I say that, before 1989, Olive and Toole never ever investigated stereo systems with multiple reflections.
In their 1989 AES paper on the detection of reflections they say that "This [single lateral reflection] can be interpreted as a single component of a room sound field, or as a cross-channel delayed component in a stereo or surround-sound system."
If they had the intention to refer to (right and left) lateral reflections in a stereo system, they certainly would have done so. Instead they refer to a “cross-channel delayed component”. Note that they make the distinction between “stereo system” and “room sound field” !!! Do they intend to say that a stereo system is the same as a room sound field? I think that we take it for granted that they don’t! And here is where Everest IMO made a mistake.
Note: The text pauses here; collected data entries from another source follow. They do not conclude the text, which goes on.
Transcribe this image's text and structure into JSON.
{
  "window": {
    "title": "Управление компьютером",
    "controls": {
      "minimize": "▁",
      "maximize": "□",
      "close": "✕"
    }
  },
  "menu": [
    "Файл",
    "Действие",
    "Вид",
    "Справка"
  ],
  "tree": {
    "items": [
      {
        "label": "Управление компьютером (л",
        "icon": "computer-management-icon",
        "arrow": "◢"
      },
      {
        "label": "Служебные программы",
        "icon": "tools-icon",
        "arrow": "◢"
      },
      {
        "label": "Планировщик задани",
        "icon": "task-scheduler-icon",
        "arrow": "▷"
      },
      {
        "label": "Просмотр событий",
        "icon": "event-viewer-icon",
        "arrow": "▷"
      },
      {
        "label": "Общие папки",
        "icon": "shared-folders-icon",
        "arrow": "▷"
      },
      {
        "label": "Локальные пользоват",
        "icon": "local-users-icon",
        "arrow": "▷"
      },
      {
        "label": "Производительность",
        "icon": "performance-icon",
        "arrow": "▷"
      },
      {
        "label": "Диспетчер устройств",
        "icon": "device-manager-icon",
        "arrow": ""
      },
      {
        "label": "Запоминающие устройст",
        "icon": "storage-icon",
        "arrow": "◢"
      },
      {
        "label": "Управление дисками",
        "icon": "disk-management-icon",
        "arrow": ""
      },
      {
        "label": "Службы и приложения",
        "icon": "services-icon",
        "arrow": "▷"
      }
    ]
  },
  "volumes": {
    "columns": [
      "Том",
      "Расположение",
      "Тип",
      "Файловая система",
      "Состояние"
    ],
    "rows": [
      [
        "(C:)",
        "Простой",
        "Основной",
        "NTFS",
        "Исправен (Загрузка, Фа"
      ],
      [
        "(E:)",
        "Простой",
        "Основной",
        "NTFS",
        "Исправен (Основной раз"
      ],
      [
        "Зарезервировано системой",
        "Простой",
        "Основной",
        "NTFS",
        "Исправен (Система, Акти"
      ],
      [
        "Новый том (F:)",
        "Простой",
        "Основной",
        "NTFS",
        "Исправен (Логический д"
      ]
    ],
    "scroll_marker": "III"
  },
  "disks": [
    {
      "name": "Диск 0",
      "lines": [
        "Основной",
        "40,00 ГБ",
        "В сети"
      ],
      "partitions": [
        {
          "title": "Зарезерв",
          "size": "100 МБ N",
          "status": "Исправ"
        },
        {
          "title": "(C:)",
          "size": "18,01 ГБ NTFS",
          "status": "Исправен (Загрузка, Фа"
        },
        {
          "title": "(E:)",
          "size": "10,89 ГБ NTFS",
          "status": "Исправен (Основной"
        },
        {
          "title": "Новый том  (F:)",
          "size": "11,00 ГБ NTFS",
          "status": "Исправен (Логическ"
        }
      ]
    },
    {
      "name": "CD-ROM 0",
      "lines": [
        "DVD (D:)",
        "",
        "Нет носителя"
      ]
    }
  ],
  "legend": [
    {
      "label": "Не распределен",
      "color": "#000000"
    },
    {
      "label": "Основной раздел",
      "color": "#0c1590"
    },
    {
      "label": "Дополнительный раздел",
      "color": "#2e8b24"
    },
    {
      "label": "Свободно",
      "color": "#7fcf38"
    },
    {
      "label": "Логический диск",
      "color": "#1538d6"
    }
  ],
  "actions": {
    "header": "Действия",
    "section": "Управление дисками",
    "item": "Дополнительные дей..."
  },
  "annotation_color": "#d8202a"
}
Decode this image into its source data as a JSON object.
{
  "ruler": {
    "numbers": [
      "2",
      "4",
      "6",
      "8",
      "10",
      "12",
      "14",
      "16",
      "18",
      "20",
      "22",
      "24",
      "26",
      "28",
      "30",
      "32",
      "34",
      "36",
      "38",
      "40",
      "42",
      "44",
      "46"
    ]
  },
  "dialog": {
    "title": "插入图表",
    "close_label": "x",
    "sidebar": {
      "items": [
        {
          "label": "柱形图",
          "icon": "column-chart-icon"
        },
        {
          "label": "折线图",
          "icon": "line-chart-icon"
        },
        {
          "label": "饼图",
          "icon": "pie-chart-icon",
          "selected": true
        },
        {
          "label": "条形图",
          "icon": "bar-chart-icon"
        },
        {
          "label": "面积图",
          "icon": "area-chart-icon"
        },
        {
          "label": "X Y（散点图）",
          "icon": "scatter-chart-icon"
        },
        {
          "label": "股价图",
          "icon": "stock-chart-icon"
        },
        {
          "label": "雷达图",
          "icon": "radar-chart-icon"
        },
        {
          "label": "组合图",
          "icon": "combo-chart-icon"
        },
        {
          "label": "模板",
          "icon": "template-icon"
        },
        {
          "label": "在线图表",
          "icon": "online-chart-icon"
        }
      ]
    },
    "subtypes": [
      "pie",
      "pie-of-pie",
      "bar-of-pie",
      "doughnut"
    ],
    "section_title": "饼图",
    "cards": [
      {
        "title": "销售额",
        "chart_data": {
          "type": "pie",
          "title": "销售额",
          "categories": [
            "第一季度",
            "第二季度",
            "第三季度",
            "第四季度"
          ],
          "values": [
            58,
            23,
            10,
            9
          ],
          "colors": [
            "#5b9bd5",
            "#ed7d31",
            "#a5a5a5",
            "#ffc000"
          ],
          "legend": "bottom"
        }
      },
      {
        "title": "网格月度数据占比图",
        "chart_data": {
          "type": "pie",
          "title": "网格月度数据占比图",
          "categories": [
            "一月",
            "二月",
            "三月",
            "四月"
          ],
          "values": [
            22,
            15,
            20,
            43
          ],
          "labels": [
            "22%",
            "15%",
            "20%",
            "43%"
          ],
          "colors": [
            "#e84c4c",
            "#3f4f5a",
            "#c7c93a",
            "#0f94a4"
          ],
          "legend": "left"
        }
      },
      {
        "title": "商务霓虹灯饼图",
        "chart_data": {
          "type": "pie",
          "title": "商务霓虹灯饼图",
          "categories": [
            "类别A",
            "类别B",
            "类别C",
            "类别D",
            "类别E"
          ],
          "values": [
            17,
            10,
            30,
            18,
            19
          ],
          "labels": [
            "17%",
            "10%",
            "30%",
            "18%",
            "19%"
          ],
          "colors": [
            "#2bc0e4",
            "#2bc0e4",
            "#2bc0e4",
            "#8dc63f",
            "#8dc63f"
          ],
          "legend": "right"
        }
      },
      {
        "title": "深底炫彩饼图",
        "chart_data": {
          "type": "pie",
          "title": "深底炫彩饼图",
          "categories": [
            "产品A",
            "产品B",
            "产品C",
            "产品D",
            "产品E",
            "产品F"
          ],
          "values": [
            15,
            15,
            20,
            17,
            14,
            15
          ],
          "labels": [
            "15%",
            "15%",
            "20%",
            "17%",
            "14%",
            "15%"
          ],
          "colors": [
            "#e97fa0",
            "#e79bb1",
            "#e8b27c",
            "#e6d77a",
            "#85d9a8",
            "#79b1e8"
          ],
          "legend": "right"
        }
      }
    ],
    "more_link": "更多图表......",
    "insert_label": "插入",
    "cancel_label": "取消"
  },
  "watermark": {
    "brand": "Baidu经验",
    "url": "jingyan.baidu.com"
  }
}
They further refer to a “delayed component”. Reflections are ALWAYS delayed so why do they use the term delayed? Clearly they refer to something else which could be for instance a single-channel delayed recorded sound.
When Everest says that Olive’s single loudspeaker/single reflection findings are “directly applicable to the stereo case” he is reading something into Olive’s paper which is clearly not written!!!
That’s why I said that I could not find the passage! The passage I quote simply does not allow to draw that conclusion.
Further, if you look at this case with somewhat greater attention you will notice the following:
When a single loudspeaker/single reflection is present there will be an image shift towards the reflection and/or image spread at levels above threshold, as has been shown by Olive and Toole.
When two loudspeakers/two lateral reflections are present
1. the two loudspeakers will generate a first phantom source and
2. the two lateral reflections will generate a second phantom source
Both phantom sources are, by definition, located between their real sources. An image shift towards the reflection phantom source is only possible when the position of both phantom sources relative to the listening axis is different.
Of course, this is theoretically possible but it entirely depends on the recorded material and positioning of the loudspeakers w.r.t. the room boundaries. In any case this scenario has to be experimentally investigated and in no case conclusions retaling to stereo system/multiple reflections scenario can be drawn from the single loudspeaker/single reflection situation.